Verteu um gole seco e sorriu. Seco e direto como todo princípio e decisão devem ser. Seco. Garganta seca, estranhou o amargo do drinque escuro. Sorriu contraindo os músculos ainda brilhantes da face. A face. Um enxame de abelhas começava a ferver no copo, nos restos do cálice estourado na parede.

Levantou-se, confiante, trancou a porta. Sentou-se e com a calma dos justos, tomou papel e caneta. Queria escrever. Mas por quê? Para registrar seus motivos, talvez. Para se sentir menos só, menos fria – onde está a corrente de ar que me gela a boca? As abelhas fervilharam, lentamente, em seu estômago.

Tinha que ser breve. A bebida faria efeito rapidamente – conforme planejado. Planos. Que planos? Memórias. Não encontrou o cisne ferido de Neruda. Nunca foi poeta. O que foi se não morou em bosques chilenos? Bastavam os brasileiros, que se alojaram em seu coração e devoravam lentamente suas entranhas.

Longos anos em meio a sapos, rãs, fungos, insetos, toda sorte de bichos que saltavam pela boca – e pelos ouvidos entravam – em largas noites de insônia, de angústia, de dor.

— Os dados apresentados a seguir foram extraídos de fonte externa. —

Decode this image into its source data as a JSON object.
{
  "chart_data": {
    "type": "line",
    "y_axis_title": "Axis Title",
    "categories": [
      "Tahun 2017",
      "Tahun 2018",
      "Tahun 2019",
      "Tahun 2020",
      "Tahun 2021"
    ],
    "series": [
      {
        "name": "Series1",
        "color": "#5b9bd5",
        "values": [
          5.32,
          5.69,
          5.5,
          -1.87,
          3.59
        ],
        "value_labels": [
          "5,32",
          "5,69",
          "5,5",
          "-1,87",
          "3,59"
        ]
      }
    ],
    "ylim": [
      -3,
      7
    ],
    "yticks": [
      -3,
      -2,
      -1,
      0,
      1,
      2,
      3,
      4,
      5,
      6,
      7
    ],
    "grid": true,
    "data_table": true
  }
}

Sempre pensou em engolir e digerir os bichos, mas eles entravam tantos e de tal forma em seus ouvidos que não restavam forças em seus pulmões para tossi-los, espirrá-los, vomitar os habitantes dos bosques ventrais. Riu-se. Agora iria matar a todos, não abriria a boca para que fugissem, nenhum daria o alerta do incêndio que labaredava crepitante.

As abelhas trepidavam, zumbiam em zigue-e-zague, zangando-se pela garganta e narinas, trançando a nuca e os cabelos.

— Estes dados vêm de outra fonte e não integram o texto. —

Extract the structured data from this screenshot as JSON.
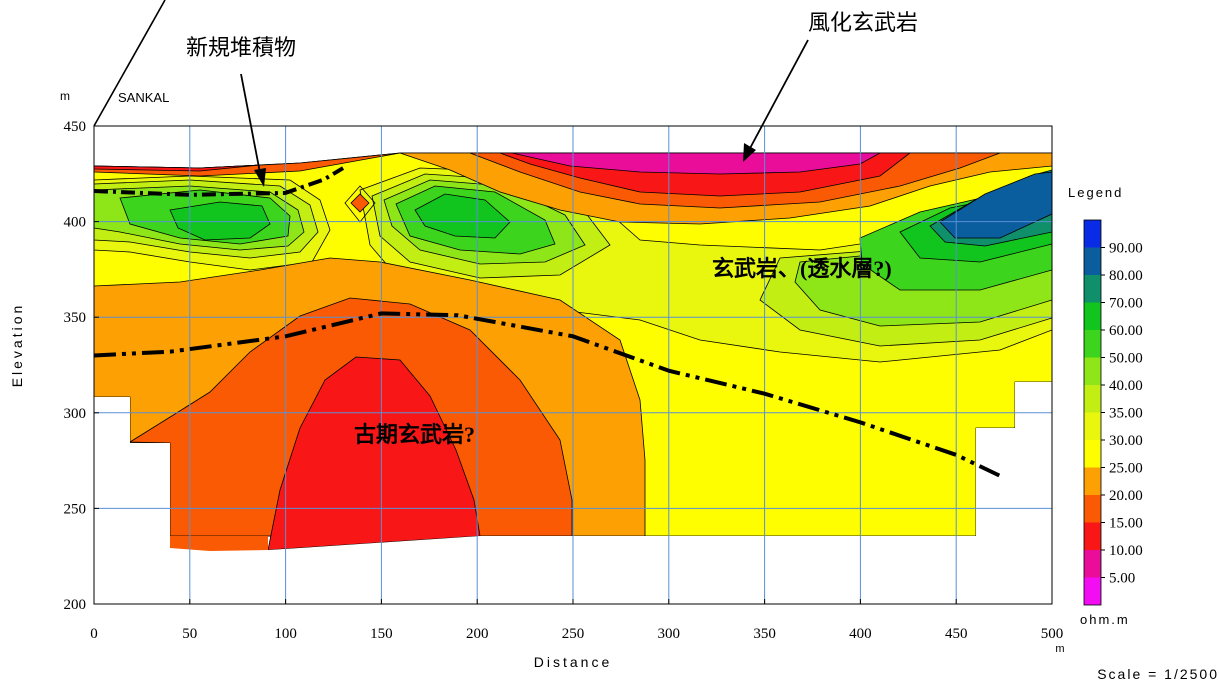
{
  "chart_data": {
    "type": "heatmap",
    "title": "",
    "xlabel": "Distance",
    "ylabel": "Elevation",
    "x_unit": "m",
    "y_unit": "m",
    "xlim": [
      0,
      500
    ],
    "ylim": [
      200,
      450
    ],
    "x_ticks": [
      0,
      50,
      100,
      150,
      200,
      250,
      300,
      350,
      400,
      450,
      500
    ],
    "y_ticks": [
      200,
      250,
      300,
      350,
      400,
      450
    ],
    "grid": true,
    "scale_text": "Scale = 1/2500",
    "site_label": "SANKAL",
    "legend": {
      "title": "Legend",
      "unit": "ohm.m",
      "placement": "right",
      "levels": [
        {
          "value": "90.00",
          "color": "#0a2be6"
        },
        {
          "value": "80.00",
          "color": "#0b5e9e"
        },
        {
          "value": "70.00",
          "color": "#0f8f6a"
        },
        {
          "value": "60.00",
          "color": "#12c41e"
        },
        {
          "value": "50.00",
          "color": "#3cd41c"
        },
        {
          "value": "40.00",
          "color": "#8ee619"
        },
        {
          "value": "35.00",
          "color": "#c2ee14"
        },
        {
          "value": "30.00",
          "color": "#e9f70e"
        },
        {
          "value": "25.00",
          "color": "#fefe00"
        },
        {
          "value": "20.00",
          "color": "#fca003"
        },
        {
          "value": "15.00",
          "color": "#f95a03"
        },
        {
          "value": "10.00",
          "color": "#f91616"
        },
        {
          "value": "5.00",
          "color": "#ea0d9a"
        },
        {
          "value": "",
          "color": "#f20df2"
        }
      ]
    },
    "annotations": {
      "weathered_basalt": "風化玄武岩",
      "new_deposits": "新規堆積物",
      "basalt_aquifer": "玄武岩、(透水層?)",
      "old_basalt": "古期玄武岩?"
    },
    "boundary_lines": [
      {
        "name": "",
        "style": "dash-dot-dot",
        "points": [
          [
            0,
            330
          ],
          [
            40,
            332
          ],
          [
            100,
            340
          ],
          [
            150,
            352
          ],
          [
            190,
            351
          ],
          [
            250,
            340
          ],
          [
            300,
            322
          ],
          [
            350,
            310
          ],
          [
            400,
            295
          ],
          [
            450,
            278
          ],
          [
            475,
            266
          ]
        ]
      },
      {
        "name": "",
        "style": "dash-dot",
        "points": [
          [
            0,
            416
          ],
          [
            50,
            414
          ],
          [
            100,
            415
          ],
          [
            120,
            422
          ],
          [
            130,
            428
          ]
        ]
      }
    ]
  }
}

Tentou levantar-se, mas o corpo pesou. Teve medo, nunca havia bebido. Sentiu enjôo, quis fugir para o banheiro, ajoelhou-se antes, lançando pelos lábios entorpecidos alguns insetos que ouvira. O líquido azul era claro, bonito, lembrava o mar. Súbito, não viu mais o mar. As abelhas tomavam-lhe os globos, as pupilas, as córneas, as retinas. As retinas, as córneas, as pupilas, os olhos.

Era já quase só – abelhas. Abelhas somente. Negras, vorazes, velozes, zumbindo e rasgando a face, a juventude, as mentes – não, não conseguia escrever, nem se levantar, nem ver os cisnes, nem engolir o mar.

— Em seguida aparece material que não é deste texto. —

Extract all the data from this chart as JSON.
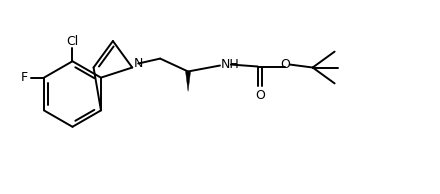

Veio o calor. E a sede. Nada de água, nada de forças, deitou-se exausta, sentindo as abelhas veias adentro, dedos afora, cavidades em cheia. E o mundo fechou-se em si mesma.

Pela primeira vez, só. Consigo mesma, nada via ou ouvia além de seus pensamentos. E das abelhas. Os seixos escorregaram do rio salgado, molhando os lábios febris e a língua em chamas. Geladas chamas.

A primeira picada. Rápida e profunda. O ferrão dilacerou a carne, seguido de outros milhares, causando rebuliço no bosque em chamas. Morram, bichos! Teimam em fugir, desesperados, galopam nos bosques, pulam em troncos, despedaçam-se nos alvos dentes manchados com pústulas de sangue. Estouravam, mas não feneciam. Multiplicavam-se. Saltavam. Feriam.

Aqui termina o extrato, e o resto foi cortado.